Led by Royal Brompton and Harefield NHS Foundation Trust, this project focused on cardiac catheterisation laboratory (CCL) proceduresand aimed to improve safety, efficiency and teamwork. The team d...
- Project led by Royal Brompton and Harefield NHS Foundation Trust.
- Focused on cardiac catheterisation laboratory (CCL) procedures.
- Aimed to improve safety, efficiency and teamwork.
- Developed a standardised checklist based on the World Health Organization's safe surgery checklist and introduced this alongside a 'team brief' before every CCL procedure.
The Royal Brompton and Harefield NHS Foundation Trust project team developed a standardised checklist and a 'team brief' for use before cardiac catheterisation laboratory (CCL) procedures. Specific goals included:
- reducing morbidity and mortality following CCL procedures
- improving patient experience and staff satisfaction
- improving CCL productivity and workflow.
The checklist was based on the World Health Organization's safe surgery checklist and was split into three sections:
- sign in: pre-procedure checks carried out by a nurse prior to the patient being put on the table
- time out: a briefing delivered by the operator immediately prior to the start of the case
- sign out: a debrief from the operator, post-procedure checks and confirmation of case details for ward handover.
The team piloted the intervention in one of the Royal Brompton Hospital's five CCLs before extending it to the others.
Who was involved
The project team included the lead clinician for clinical risk, a consultant cardiologist, a consultant anaesthetist, CCL nursing staff and the CCL manager.
- The target of 95% uptake of the checklist was exceeded.
- A reduction in procedure time for most cases where the checklist was used.
- Staff felt the CCL was safer, that they were more empowered to highlight potential safety issues and that they would like the checklist to be used if they ever needed an intervention themselves.
- Almost 60% of patients noticed staff implementing the checklist and felt safer because it was being used.
The team encountered several non-adopters early on in the project. They successfully addressed this issue by providing regular direct feedback to the individuals concerned.
This project has been given further support through a Spreading Improvement award to help disseminate learning and maximise the impact of the approach across the health service at a local, regional or national level.

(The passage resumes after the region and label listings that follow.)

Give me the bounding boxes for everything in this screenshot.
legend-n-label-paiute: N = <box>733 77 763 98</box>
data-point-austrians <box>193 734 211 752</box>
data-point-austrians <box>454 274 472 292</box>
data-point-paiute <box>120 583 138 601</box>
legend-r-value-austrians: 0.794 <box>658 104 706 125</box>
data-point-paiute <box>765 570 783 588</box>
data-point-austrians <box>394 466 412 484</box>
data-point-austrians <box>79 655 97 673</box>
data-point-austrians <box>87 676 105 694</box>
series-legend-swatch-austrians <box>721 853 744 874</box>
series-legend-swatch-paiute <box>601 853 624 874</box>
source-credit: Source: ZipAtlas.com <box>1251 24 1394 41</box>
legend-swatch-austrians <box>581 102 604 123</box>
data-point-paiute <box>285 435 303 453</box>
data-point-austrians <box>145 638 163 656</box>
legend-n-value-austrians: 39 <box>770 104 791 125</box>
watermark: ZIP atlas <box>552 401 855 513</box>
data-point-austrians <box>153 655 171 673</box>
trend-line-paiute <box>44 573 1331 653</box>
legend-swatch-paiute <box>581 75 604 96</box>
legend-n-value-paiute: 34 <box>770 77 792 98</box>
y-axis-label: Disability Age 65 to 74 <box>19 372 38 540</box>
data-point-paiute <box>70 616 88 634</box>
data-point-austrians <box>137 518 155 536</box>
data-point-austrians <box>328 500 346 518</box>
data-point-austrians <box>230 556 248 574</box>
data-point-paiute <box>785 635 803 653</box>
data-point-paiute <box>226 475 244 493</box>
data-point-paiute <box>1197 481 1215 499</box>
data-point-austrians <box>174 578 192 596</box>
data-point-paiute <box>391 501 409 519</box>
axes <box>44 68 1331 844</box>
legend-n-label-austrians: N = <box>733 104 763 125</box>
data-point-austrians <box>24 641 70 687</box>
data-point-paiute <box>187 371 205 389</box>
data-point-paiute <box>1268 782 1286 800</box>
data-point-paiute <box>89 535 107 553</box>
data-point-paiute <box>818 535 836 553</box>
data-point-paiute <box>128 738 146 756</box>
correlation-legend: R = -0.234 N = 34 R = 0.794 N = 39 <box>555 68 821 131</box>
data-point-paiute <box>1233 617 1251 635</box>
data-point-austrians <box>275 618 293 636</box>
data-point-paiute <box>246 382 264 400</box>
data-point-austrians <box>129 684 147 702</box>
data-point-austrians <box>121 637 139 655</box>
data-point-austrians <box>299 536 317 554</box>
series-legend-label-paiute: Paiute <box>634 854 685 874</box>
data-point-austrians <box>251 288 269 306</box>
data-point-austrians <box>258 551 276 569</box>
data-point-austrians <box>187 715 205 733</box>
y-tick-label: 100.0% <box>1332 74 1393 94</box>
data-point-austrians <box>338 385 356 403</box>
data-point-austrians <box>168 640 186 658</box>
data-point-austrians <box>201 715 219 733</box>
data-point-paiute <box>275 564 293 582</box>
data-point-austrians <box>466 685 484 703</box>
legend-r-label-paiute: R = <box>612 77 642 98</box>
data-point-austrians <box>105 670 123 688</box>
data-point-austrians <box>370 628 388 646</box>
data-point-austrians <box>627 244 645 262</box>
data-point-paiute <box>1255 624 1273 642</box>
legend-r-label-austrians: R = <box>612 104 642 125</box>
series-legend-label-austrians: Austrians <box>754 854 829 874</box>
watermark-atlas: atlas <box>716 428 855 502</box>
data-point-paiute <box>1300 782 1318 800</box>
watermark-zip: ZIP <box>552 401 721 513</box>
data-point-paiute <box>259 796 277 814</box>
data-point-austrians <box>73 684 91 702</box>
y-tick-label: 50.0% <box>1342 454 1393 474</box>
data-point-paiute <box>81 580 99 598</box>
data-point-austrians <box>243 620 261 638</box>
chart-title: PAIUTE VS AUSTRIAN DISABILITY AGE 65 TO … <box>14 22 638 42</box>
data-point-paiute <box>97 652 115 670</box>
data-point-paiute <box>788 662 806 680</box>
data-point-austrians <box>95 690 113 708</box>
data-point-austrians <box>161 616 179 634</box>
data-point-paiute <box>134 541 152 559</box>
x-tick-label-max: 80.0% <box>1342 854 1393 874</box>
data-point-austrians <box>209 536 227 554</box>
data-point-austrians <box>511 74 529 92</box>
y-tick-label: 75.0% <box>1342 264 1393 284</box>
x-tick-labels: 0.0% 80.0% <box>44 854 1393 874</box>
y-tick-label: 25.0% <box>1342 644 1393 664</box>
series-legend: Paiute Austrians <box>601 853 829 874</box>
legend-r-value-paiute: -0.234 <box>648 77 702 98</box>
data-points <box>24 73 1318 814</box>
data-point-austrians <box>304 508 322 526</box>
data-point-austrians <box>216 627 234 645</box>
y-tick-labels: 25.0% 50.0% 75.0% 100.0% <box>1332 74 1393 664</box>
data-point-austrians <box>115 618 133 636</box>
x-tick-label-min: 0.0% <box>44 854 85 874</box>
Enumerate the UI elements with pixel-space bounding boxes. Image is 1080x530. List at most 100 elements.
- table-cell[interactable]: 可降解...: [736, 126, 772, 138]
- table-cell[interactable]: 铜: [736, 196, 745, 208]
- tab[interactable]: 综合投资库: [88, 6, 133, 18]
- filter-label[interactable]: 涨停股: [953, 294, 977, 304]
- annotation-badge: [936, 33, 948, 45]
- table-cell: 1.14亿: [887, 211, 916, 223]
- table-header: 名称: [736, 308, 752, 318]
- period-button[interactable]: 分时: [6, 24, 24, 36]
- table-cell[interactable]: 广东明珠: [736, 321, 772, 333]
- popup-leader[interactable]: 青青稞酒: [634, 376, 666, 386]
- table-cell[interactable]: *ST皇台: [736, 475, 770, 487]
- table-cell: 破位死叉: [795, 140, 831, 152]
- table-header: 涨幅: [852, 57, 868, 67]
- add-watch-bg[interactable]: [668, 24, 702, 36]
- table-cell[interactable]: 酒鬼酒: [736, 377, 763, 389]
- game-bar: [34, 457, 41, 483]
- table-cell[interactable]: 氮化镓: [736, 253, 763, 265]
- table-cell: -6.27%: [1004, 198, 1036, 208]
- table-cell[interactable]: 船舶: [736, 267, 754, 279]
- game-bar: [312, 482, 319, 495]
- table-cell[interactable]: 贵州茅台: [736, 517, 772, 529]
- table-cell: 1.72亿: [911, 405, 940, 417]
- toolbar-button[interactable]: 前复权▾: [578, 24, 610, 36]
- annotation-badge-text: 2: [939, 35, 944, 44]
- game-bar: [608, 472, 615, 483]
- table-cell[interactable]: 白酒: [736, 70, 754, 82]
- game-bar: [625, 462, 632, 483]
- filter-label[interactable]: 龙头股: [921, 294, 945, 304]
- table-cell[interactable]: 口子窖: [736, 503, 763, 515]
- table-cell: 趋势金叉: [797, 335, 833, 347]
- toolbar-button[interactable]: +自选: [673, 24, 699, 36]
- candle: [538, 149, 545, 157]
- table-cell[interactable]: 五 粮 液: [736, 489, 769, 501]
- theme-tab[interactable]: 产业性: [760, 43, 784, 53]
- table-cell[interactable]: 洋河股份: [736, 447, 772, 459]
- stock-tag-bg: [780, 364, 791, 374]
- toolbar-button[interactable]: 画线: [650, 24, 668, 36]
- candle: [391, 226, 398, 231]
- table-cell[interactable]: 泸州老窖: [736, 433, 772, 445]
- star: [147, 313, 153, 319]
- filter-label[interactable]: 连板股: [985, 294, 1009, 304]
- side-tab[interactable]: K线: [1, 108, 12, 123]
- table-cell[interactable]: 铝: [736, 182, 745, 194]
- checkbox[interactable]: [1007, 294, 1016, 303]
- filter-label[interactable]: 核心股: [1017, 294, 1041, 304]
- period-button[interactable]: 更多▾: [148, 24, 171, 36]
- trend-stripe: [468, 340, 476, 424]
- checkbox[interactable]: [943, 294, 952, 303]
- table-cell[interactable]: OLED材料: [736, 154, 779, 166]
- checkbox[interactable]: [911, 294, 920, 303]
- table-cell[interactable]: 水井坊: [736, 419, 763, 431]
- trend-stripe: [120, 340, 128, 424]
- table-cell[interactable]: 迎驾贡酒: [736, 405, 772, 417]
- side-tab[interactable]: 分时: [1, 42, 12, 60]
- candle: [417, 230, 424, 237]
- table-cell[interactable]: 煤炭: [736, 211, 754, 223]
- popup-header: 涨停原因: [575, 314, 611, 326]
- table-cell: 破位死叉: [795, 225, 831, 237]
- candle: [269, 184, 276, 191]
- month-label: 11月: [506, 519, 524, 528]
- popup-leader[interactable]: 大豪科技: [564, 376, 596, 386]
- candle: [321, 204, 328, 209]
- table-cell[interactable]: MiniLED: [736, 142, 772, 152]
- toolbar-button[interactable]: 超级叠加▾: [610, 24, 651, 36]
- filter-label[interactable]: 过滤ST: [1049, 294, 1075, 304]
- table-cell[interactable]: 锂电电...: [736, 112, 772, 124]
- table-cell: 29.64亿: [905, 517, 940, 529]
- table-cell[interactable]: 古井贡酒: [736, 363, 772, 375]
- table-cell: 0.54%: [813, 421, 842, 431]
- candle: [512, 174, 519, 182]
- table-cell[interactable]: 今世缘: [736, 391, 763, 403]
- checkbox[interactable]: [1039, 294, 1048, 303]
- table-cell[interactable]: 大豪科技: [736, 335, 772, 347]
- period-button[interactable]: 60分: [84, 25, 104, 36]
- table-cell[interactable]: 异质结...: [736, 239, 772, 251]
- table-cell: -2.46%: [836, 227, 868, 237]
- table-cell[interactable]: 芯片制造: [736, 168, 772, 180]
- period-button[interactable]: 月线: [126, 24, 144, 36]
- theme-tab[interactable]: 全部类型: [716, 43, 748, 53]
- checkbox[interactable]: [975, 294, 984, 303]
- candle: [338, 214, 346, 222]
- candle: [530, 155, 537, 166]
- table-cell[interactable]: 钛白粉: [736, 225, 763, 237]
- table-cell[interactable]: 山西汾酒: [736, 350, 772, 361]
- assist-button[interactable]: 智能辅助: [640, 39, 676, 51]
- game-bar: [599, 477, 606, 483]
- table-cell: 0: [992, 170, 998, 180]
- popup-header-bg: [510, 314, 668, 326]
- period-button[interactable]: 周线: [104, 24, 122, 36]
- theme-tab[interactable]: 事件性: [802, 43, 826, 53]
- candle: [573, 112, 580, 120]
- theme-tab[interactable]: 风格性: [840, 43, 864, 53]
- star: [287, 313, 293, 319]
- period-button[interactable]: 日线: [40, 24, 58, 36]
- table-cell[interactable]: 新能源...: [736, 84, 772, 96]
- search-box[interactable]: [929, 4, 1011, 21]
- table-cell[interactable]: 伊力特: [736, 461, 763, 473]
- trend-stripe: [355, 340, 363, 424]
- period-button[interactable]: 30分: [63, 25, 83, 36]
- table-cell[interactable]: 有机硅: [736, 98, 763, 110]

Funding for this project was used to develop a structured programme of teamwork and human factors training to embed the checklist at a local level, and to host a national symposium to showcase learning, stimulate interest and motivate others to undertake similar work.
60 cath lab staff participated in the training day which included a facilitated discussion and training exercise to develop team working and communication skills. Two new initiatives were introduced; both of which came from the 'Improving Quality and Safety in Acute Cardiac Care’ Symposium (Mid-procedure sit reps and verbal confirmation of all instructions to administer drugs). These were well received and team members were given a chance to input into the way they might be used more routinely in the Cardiac Catheterisation Laboratory.
As a result of the symposium strong links were forged with both Nottingham Universities Hospital Trust and The Royal Berkshire Hospitals Trust, both of whom are keen to explore checklist use and simulation training. Plans for a multi-centre study are underway and the results of this project will form the basis of a justification for the study.
The team are planning another symposium in 2015.